APOSCALIPSE 2000  
 MAS... UM DIA A CASA VEM ABAIXO...
Voltar  

30/12/1999

Apocalipse adiado

Aparentemente, os profetas do apocalipse erraram mais uma vez. Mas não é caso para deitar foguetes. O mais provável é que um dia acertem mesmo e o mundo se expluda. Não num dilúvio de água e fogo, por acção de uma qualquer divindade castigadora, o que, valha a verdade, já fizemos por merecer, mas lentamente, tranquilamente, pela acção predadora do próprio homem.

Há vinte anos os ecologistas pareciam grupos bizarros, que, por algum motivo estranho, se opunham à marcha triunfal do Progresso. Viviam para atrapalhar e, vá lá, quebrar a rotina das sociedades abastadas. Um luxo que os países do terceiro mundo (lembram-se?) não se podiam permitir. No entanto, permitiam-se e continuam a permitir-se outros luxos impróprios — as guerras endémicas, por exemplo.

Hoje, somos todos um pouco ambientalistas. É que afinal eles tinham razão. Não é preciso ter vivido muito para encontrar na memória pessoal a evidência disso. O rio cristalino e animado da nossa infância ainda ali está, só que escuro, fedorento e morto. O ar é hoje mais opressivo, ou será impressão minha? Os prados das traseiras deram lugar a uma floresta de betão.

Na verdade, o que o homem tem feito, ao longo destes milénios é afeiçoar a natureza a si, corrigindo-a, humanizando-a, no sentido próprio da palavra. E tem-no feito de uma forma verdadeiramente persistente e inegavelmente eficaz.

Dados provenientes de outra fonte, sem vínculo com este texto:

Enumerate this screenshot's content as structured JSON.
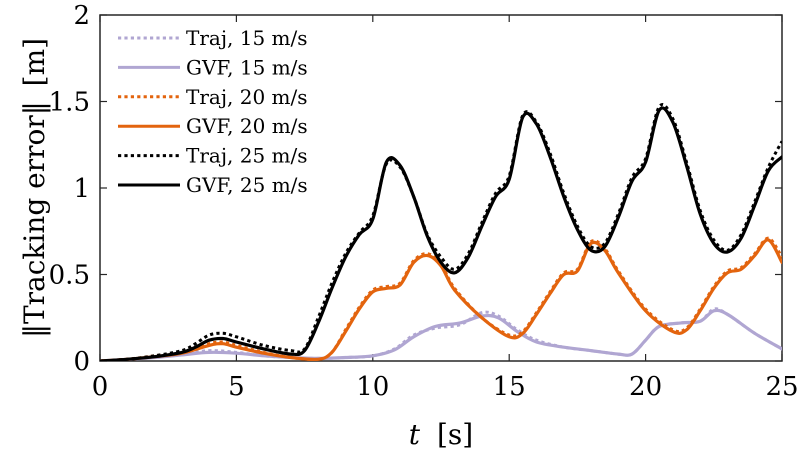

De uma espécie frágil, sempre em risco de desaparecer às mãos dos predadores, transformou-se no maior dos predadores e no senhor do planeta. São poucos os lugares que escapam ao seu controlo. Cada um dos seus progressos trouxe um prejuízo efectivo para outras espécies. Animais e plantas desaparecem à sua frente. Humanizar o mundo é torná-lo inabitável para os outros seres. No limite, o mundo será ocupado inteiramente pelos homens, os cães e os gatos.

Mas o que percebemos agora é que, antes de chegarmos a esse ponto, ele ter-se-á tornado inabitável para nós.